The dispute is over reduced staffing levels and pay at the airline.
Members of the Unite union are due to strike for three days from 20 March and four days from 27 March.
“Let's be absolutely clear the stakes are incredibly high in this strike and I absolutely deplore the strike,” said Lord Adonis.
“It is not only the damage it's going to do to passengers and the inconvenience it's going to cause – which is quite disproportionate to the issues at stake – but also the threat it poses to the future of one of our great companies in this country.
“It's totally unjustified, this strike, on the merits of the issues at stake and I do call on the union to engage constructively with the company.”

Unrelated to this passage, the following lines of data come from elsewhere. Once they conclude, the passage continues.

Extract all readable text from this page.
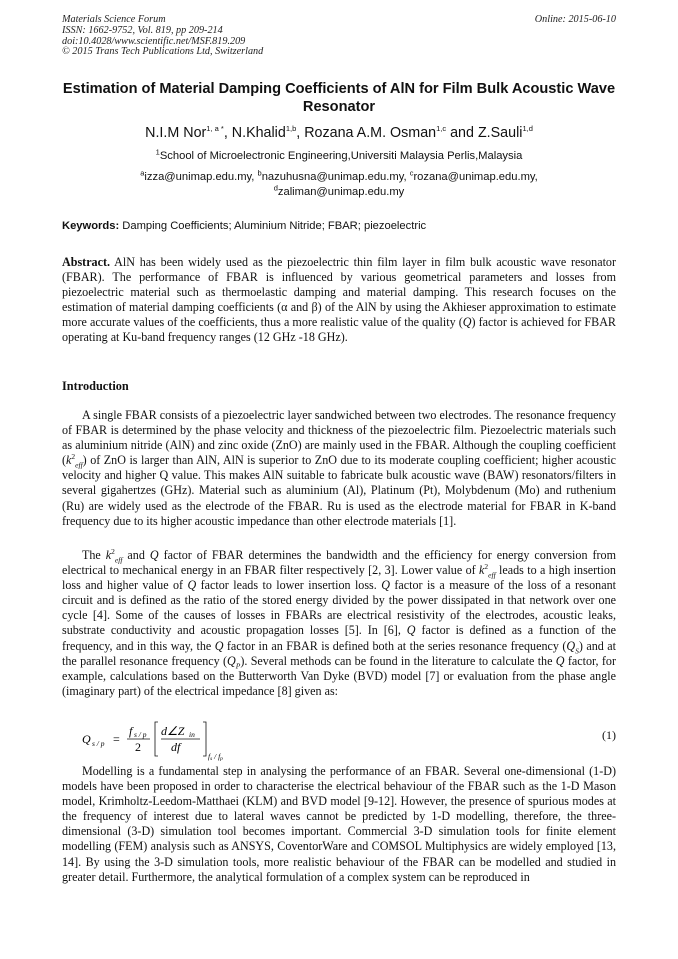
Materials Science Forum
ISSN: 1662-9752, Vol. 819, pp 209-214
doi:10.4028/www.scientific.net/MSF.819.209
© 2015 Trans Tech Publications Ltd, Switzerland
Online: 2015-06-10
Estimation of Material Damping Coefficients of AlN for Film Bulk Acoustic Wave Resonator
N.I.M Nor$^{1, a *}$, N.Khalid$^{1,b}$, Rozana A.M. Osman$^{1,c}$ and Z.Sauli$^{1,d}$
$^1$School of Microelectronic Engineering,Universiti Malaysia Perlis,Malaysia
$^a$izza@unimap.edu.my, $^b$nazuhusna@unimap.edu.my, $^c$rozana@unimap.edu.my,
$^d$zaliman@unimap.edu.my
Keywords: Damping Coefficients; Aluminium Nitride; FBAR; piezoelectric

Abstract. AlN has been widely used as the piezoelectric thin film layer in film bulk acoustic wave resonator (FBAR). The performance of FBAR is influenced by various geometrical parameters and losses from piezoelectric material such as thermoelastic damping and material damping. This research focuses on the estimation of material damping coefficients (α and β) of the AlN by using the Akhieser approximation to estimate more accurate values of the coefficients, thus a more realistic value of the quality (Q) factor is achieved for FBAR operating at Ku-band frequency ranges (12 GHz -18 GHz).

Introduction

A single FBAR consists of a piezoelectric layer sandwiched between two electrodes. The resonance frequency of FBAR is determined by the phase velocity and thickness of the piezoelectric film. Piezoelectric materials such as aluminium nitride (AlN) and zinc oxide (ZnO) are mainly used in the FBAR. Although the coupling coefficient $(k^2_{eff})$ of ZnO is larger than AlN, AlN is superior to ZnO due to its moderate coupling coefficient; higher acoustic velocity and higher Q value. This makes AlN suitable to fabricate bulk acoustic wave (BAW) resonators/filters in several gigahertzes (GHz). Material such as aluminium (Al), Platinum (Pt), Molybdenum (Mo) and ruthenium (Ru) are widely used as the electrode of the FBAR. Ru is used as the electrode material for FBAR in K-band frequency due to its higher acoustic impedance than other electrode materials [1].

The $k^2_{eff}$ and Q factor of FBAR determines the bandwidth and the efficiency for energy conversion from electrical to mechanical energy in an FBAR filter respectively [2, 3]. Lower value of $k^2_{eff}$ leads to a high insertion loss and higher value of Q factor leads to lower insertion loss. Q factor is a measure of the loss of a resonant circuit and is defined as the ratio of the stored energy divided by the power dissipated in that network over one cycle [4]. Some of the causes of losses in FBARs are electrical resistivity of the electrodes, acoustic leaks, substrate conductivity and acoustic propagation losses [5]. In [6], Q factor is defined as a function of the frequency, and in this way, the Q factor in an FBAR is defined both at the series resonance frequency $(Q_S)$ and at the parallel resonance frequency $(Q_P)$. Several methods can be found in the literature to calculate the Q factor, for example, calculations based on the Butterworth Van Dyke (BVD) model [7] or evaluation from the phase angle (imaginary part) of the electrical impedance [8] given as:

Q s / p =
f s / p
2
d∠Z in
df
fs / fp
(1)

Modelling is a fundamental step in analysing the performance of an FBAR. Several one-dimensional (1-D) models have been proposed in order to characterise the electrical behaviour of the FBAR such as the 1-D Mason model, Krimholtz-Leedom-Matthaei (KLM) and BVD model [9-12]. However, the presence of spurious modes at the frequency of interest due to lateral waves cannot be predicted by 1-D modelling, therefore, the three-dimensional (3-D) simulation tool becomes important. Commercial 3-D simulation tools for finite element modelling (FEM) analysis such as ANSYS, CoventorWare and COMSOL Multiphysics are widely employed [13, 14]. By using the 3-D simulation tools, more realistic behaviour of the FBAR can be modelled and studied in greater detail. Furthermore, the analytical formulation of a complex system can be reproduced in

BA backed Lord Adonis's comments, calling the strike “disproportionate”.
It said the cabin crew changes it imposed last November were vital cost-cutting measures to secure the airline's future and return it to profitability.
A BA spokesperson said although the company was facing two years of record financial losses, “unlike other businesses, we have avoided compulsory redundancies”.
“Cabin crew face no pay cut or reduction in terms and conditions – and remain the best rewarded in the UK airline industry.”
Lord Adonis's comments were in contrast to the more conciliatory words used by Alistair Darling on Sunday.
“I am very, very clear that the two sides must get down and try and sort this out without inconveniencing the public or having any adverse impact on the economy,” the chancellor told Sky News.
“I'm very clear that strikes, particularly a strike like this, particularly just before the Easter break, is extremely damaging for the travelling public, of course it's damaging to the airline and I think people need to think long and hard about the consequences of what they do.”
Last week, Gordon Brown also called for the two sides to resume negotiations.
Shadow transport secretary Ken Clarke on Friday accused the government of not condemning the planned strike because Unite was one of its major donors.
“There is no point in being naive,” he said. “The fact is that Unite has given £11m to Labour funds over the past four years.”
'Bent on confrontation'
Unite has confirmed it will not strike over Easter, but warned there could be further action after 14 April if a resolution with BA is not agreed.
BA boss Willie Walsh said on Friday that the two parties were “not close at all” to coming to an agreement.
The Unite union and its members say the changes are disproportionate.
They also say they hit passenger services, as well as the earnings and career prospects of cabin crew.
Unite says it acknowledges the “need for change”, and has proposed its own cost-cutting package, which it says is worth £63m. BA has rejected this, disputing this figure.
Unite's assistant general secretary Len McCluskey says the airline is “bent on confrontation”.